The plans will show a purpose-built education facility, set over 10,000 square metres, that will provide a state-of-the-art learning environment for young people and adults in the city.
The City Learning Quarter will be situated around the Old Hall Street and St. George’s Parade area of the city centre, following the demolition of the former Faces nightclub on the corner of Garrick Street and Bilston Street.
The inspirational facilities will also see investment in the building and public realm around them. They will encompass City of Wolverhampton College’s Metro One Campus, the council’s Adult Education Service and Central Library, creating an enhanced learning environment for everyone as well as significantly paving the way for City of Wolverhampton College to move from its Paget Road site.

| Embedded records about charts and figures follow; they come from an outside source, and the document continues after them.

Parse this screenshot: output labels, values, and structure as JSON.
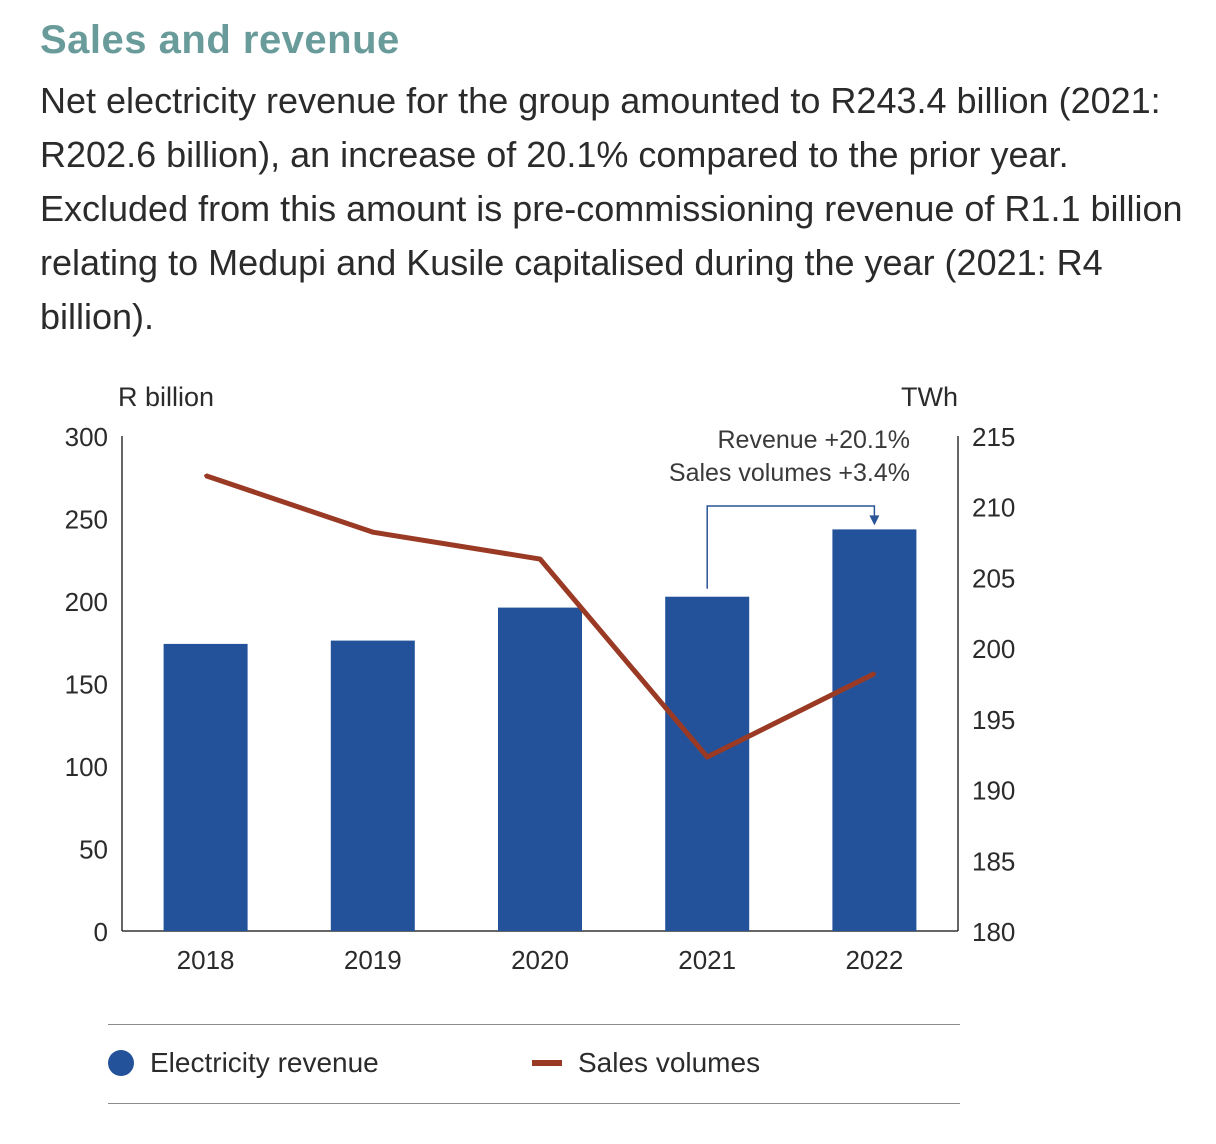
{
  "header": {
    "title": "Sales and revenue",
    "intro": "Net electricity revenue for the group amounted to R243.4 billion (2021: R202.6 billion), an increase of 20.1% compared to the prior year. Excluded from this amount is pre-commissioning revenue of R1.1 billion relating to Medupi and Kusile capitalised during the year (2021: R4 billion)."
  },
  "chart_data": {
    "type": "bar",
    "categories": [
      "2018",
      "2019",
      "2020",
      "2021",
      "2022"
    ],
    "series": [
      {
        "name": "Electricity revenue",
        "type": "bar",
        "axis": "left",
        "values": [
          174,
          176,
          196,
          202.6,
          243.4
        ],
        "color": "#23529a"
      },
      {
        "name": "Sales volumes",
        "type": "line",
        "axis": "right",
        "values": [
          212.2,
          208.2,
          206.3,
          192.3,
          198.2
        ],
        "color": "#9a3a24"
      }
    ],
    "y_left": {
      "label": "R billion",
      "ylim": [
        0,
        300
      ],
      "ticks": [
        0,
        50,
        100,
        150,
        200,
        250,
        300
      ]
    },
    "y_right": {
      "label": "TWh",
      "ylim": [
        180,
        215
      ],
      "ticks": [
        180,
        185,
        190,
        195,
        200,
        205,
        210,
        215
      ]
    },
    "annotation": {
      "lines": [
        "Revenue +20.1%",
        "Sales volumes +3.4%"
      ],
      "from": "2021",
      "to": "2022",
      "color": "#2a5596"
    },
    "legend": {
      "placement": "bottom"
    },
    "grid": false
  }
}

In addition to the new facilities providing educational benefits for the city, the City Learning Quarter will generate and safeguard 750 jobs for the region, as well as helping to fast track around 1,500 additional jobs within the city.
City of Wolverhampton College forecasts that over a 10-year period approximately 13,000 people will benefit from learning at the City Learning Quarter and around 2,500 apprenticeships will be completed.
Its central location and close proximity to the new £150 million transport interchange will make it easily accessible and, just weeks after the city council declared a climate emergency, the new build will boast environmental benefits too.
It is calculated that through energy efficient buildings and traffic reduction, more than 600 tonnes of CO2 emissions will be prevented from being released into the atmosphere. It is also estimated that our air will be cleaner due to 310kg of NOX particles not being discharged into the city.
Councillor Harman Banger, cabinet member for city economy, said:
“I am so excited to share the detailed plans for the City Learning Quarter which will transform the learning environment for our students and residents.
“We are working hard with City of Wolverhampton College to ensure we not only deliver a vibrant education hub where we improve the city’s learning, apprenticeship and employment offers, but also that we retain our best talent, rather than losing people to different parts of the region.
“The new facilities will provide a vital facelift to the city which is benefiting from £1 billion of investment overall. I have every confidence that when our plans become a reality, we will be creating an environment where everyone can flourish.”